An article that I read in the Ball State DAILY NEWS just recently astonished me. The article stated that music had just been reinstated on Afghan radio waves for the first time since 1996.

I think it is pertinent that a worldwide policy, which protects music and other forms of harmless art, should be enforced. I believe that if the people of the world have music whenever they want it, then they will be living in a happier world. Music is one of the few human traits that we all have, no matter what our ethnic origin is. We need to protect our similarities, not destroy them.

The destruction of such a long lasting tradition is a crime against humanity. A law against music restricts people on an incredibly personal level. It would mean no more singing love songs to your lovers, no more songs of sadness, no more bedtime songs, no songs of celebration, no drinking songs, no summertime concerts and no songs of cultural legend or memory.

It is hard to estimate the kind of effect that this law has had on the Afghan people. They went five years without hearing music. That is five years of babies without nursery tunes. That is five years of people living without songs that make them feel good. It is sick that we let such things occur all over the world.

The whole idea seems completely absurd to me. I am an avid lover of music, and therefore can't even begin to imagine a world without music. I simply would not and could not be the person I am today without music. There are psychological studies, which prove that I would not be the same psychologically if my mother had never sung to me as a child. There are also many important ideas and emotions that I have learned through hearing music.

What goals do the Taliban have in mind when they make such absurd laws? I can't even begin to understand why anyone would think the extinction of such an important tradition, which has done so much good for people, could result in any type of good outcome. It seems to me that such a law would weaken their people.

I'm sure that the people of Afghanistan must have had some type of cultural folklore that was carried on in songs. Wouldn't the banishment of these songs tend to wipe out a gigantic part of their cultural memory? Why would the people of Afghanistan stand by and let this happen? It just doesn't make sense to me.

I applaud the American soldiers and their allies for reinstating such a crucial part of human existence to the airwaves of Afghanistan. I think this step proves that obvious progress is taking place in the Middle East. I only wish that something could have been done sooner.

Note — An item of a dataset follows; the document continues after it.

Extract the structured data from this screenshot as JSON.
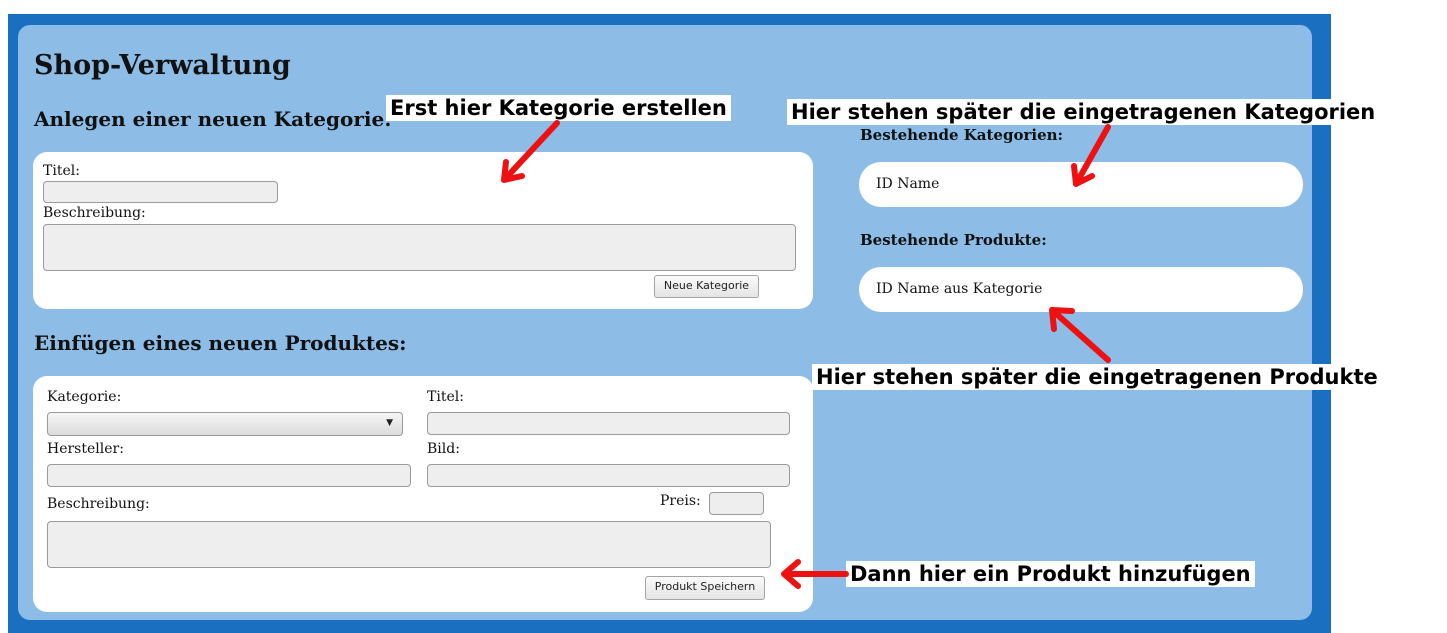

There really needs to be some serious thought directed towards the protection of music all over the world. I think it is obvious that when a government makes such personal restrictions as outlawing all music, there is something wrong. If we were to step in when these first oppressive laws are made, then we might be able to avoid large conflicts. If we had protected the music in Afghanistan in 1996, we might be dealing with a group of happier Afghans right now.

The Afghani lovers of music now have their music back, and this makes me glad. The musicians are still living in exile, and this makes me sad. After all, who on earth needs the stress relieving and hope restoring sounds of music more so than the people of Afghanistan do right now.